Et je BENIS le Futuroscope qui vient de nous inviter un WE complet en famille au mois de juin.
Le dossier maux de tête. Ca c'est du lourd. Ca nous pourrit littéralement la vie. BB1 va devenir complètement dingue. Au départ on lui a dit que les maux de tête étaient liés à la présence de nombreux chloromes dans les méninges (ce sont des tumeurs liées à sa leucémie, découvertes sur la 1ère IRM). Avec les chimios, ces chloromes ont disparu mais depuis la sortie de l'hôpital, maux de tête terribles à en devenir DINGUE ! La dernière IRM de février était 100% normale. J'en ai eu marre d'attendre des explications et surtout un traitement et j'ai fait des recherches moi-même, notamment suite à la lecture des travaux de recherche d'un neurologue américain. J'ai commandé aux US une armée de traitements que je qualifie d'"alternatifs" ( 5-HTP, B2, Co-Q10, Pétadolex etc.). Nous avons commencé par ce que j'estimais le moins "risqué" pour elle, elle a donc pris de la Co-enzyme Q10 et un traitement homéopathique ciblé migraines. Miracle ou pas, elle n'a plus aucune douleur depuis 15 jours maintenant. Nous avons aussi testé 15 jours un régime cétogène qui est utilisé dans de nombreux services de neurologie (contre les épilepsies) et pareil: très bon résultat, ces maux de tête avaient diminué en fréquence et en intensité; malheureusement ce régime n'est pas envisageable sur le long terme car toute la semaine elle est en internat et nous n'avons aucun contrôle sur sa nourriture. On refait un point la semaine prochaine en hospitalisation de jour, les médecins ne comprennent pas ce qui a marché mais je dois dire que s'ils ont été brillants pour le traitement de la leucémie, ils n'ont pas été très forts pour cette histoire de maux de tête et il a fallu qu'on se demmerde tout seul ! On l'a aussi amené voir un super acupuncteur... (120€ non remboursés encore yeah).

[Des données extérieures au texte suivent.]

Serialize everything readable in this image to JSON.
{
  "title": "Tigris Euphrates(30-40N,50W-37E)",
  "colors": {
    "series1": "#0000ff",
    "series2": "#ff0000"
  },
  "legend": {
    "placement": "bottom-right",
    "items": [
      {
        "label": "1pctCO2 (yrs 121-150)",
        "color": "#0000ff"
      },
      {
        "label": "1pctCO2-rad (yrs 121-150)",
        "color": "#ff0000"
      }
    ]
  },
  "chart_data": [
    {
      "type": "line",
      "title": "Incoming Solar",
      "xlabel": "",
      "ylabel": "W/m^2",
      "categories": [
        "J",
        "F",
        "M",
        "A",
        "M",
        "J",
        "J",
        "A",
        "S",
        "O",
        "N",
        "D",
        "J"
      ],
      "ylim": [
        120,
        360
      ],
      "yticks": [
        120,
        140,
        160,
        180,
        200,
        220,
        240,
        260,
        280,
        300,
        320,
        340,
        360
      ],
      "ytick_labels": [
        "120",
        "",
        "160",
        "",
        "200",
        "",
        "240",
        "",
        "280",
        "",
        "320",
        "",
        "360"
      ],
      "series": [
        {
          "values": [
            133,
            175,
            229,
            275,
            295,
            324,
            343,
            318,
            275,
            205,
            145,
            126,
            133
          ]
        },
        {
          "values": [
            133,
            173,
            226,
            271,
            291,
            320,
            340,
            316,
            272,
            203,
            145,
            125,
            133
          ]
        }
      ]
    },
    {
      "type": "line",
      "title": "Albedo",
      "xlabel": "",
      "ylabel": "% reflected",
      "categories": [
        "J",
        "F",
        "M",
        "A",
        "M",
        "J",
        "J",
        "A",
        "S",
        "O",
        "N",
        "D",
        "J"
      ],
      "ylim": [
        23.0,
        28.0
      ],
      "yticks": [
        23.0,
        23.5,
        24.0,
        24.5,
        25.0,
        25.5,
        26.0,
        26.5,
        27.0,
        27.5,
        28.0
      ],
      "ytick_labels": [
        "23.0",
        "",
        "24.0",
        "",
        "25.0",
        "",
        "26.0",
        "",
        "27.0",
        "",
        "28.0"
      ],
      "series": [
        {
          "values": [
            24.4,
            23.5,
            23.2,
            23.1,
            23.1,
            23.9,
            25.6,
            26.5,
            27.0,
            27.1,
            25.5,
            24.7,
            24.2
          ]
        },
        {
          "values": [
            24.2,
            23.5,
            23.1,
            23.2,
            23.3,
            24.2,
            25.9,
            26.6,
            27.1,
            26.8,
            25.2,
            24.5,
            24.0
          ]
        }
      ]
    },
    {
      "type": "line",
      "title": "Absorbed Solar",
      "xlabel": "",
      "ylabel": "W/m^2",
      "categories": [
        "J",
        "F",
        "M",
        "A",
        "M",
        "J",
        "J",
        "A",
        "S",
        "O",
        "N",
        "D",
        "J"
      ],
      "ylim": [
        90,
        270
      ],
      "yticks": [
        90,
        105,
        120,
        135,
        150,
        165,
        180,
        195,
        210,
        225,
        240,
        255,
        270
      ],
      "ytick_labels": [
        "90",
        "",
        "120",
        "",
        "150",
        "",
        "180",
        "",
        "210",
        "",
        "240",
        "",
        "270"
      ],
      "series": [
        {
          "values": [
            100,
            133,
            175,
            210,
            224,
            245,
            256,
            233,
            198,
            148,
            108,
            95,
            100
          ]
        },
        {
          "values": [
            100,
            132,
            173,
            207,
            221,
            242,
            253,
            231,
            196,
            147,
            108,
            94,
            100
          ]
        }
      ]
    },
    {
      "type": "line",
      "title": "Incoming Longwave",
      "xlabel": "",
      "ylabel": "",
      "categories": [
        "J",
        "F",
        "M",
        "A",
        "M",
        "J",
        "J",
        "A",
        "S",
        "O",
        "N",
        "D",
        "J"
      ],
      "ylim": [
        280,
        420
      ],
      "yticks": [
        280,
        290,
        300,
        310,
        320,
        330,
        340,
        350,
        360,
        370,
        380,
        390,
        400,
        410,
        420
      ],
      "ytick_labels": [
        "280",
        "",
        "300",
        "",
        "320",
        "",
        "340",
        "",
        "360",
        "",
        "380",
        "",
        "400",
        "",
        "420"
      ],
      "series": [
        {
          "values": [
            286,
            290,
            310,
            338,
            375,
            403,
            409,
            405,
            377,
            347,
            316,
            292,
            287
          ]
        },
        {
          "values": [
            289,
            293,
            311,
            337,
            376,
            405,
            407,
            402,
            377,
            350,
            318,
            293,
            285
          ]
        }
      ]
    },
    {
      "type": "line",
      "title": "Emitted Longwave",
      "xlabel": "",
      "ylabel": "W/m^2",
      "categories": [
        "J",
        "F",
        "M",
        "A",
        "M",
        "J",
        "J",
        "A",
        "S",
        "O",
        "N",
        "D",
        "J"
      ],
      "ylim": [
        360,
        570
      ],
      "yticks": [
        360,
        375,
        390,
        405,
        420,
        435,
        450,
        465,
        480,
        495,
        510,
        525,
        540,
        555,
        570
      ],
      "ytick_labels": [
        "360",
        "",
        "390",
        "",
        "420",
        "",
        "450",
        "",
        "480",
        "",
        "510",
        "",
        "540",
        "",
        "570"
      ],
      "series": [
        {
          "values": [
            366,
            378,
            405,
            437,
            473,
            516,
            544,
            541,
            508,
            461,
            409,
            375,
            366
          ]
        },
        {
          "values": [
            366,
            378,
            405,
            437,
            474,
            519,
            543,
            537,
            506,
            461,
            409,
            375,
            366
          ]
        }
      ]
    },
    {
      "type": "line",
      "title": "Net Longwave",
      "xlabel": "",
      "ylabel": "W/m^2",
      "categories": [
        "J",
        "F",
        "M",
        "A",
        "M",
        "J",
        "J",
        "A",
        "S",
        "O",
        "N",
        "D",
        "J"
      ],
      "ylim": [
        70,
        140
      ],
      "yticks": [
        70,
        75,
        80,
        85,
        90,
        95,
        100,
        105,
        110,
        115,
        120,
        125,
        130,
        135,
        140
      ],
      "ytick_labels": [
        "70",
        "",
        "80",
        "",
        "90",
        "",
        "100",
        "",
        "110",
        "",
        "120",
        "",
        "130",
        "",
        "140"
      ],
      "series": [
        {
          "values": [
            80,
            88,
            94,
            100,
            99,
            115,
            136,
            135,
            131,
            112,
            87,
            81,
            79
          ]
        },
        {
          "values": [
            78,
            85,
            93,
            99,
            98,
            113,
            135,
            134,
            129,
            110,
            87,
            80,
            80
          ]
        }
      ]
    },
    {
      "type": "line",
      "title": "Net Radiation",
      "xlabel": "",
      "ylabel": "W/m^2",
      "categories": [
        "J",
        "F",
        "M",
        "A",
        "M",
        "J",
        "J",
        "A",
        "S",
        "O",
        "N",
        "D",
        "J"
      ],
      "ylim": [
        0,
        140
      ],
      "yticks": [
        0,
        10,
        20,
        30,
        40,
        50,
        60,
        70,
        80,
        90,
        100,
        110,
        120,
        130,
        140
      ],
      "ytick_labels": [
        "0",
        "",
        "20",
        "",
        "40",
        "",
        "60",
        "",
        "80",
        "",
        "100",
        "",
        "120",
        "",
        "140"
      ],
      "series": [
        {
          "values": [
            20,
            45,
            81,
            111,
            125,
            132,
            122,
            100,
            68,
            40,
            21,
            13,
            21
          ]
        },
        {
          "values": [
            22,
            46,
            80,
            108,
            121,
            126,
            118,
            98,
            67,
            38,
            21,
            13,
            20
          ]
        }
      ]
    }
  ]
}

L'essentiel c'est qu'on ait enfin eu du positif sur ces maux de tête sur lesquels il n'y avait plus aucun contrôle, mais quel parcours du combattant encore !
En dehors de ces dossiers de fond, nous tremblons tous les mois en attendant les résultats de la prise de sang. Enfin, je dis tous les mois mais depuis octobre, elle est souvent revenue en catastrophe de l'internat à cause de maux de tête, de bleus (symptomes de possible pb de plaquettes), de fatigue extrême.
Ca me fait marrer quand on me dit "oh c'est super, tout va bien, vous avez repris le cours de votre vie"; ben non, ce n'est pas si simple, tout va bien, jusqu'au moment où l'alarme est tirée, où tout s'arrête pour nous, où en 1/4 de seconde on est replongé dans la terreur d'il y a un an, et puis hop ça repart. On est sans cesse dans l'ascenseur émotionnel et même quand on veut prendre du recul, on est toujours un peu sur le qui-vive.
On savoure la liberté qu'elle ne soit plus enfermée dans une chambre stérile, mais c'est une liberté conditionnelle. Qui dure...
Et qu'il faut continuer de gérer avec une fin d'année qui est par définition intense avec 4 enfants.
Le cancer ne se gagne pas au sprint, c'est une course de fond, avec obstacles. Qu'on est obligé de courir, envie ou pas, fatigué ou pas.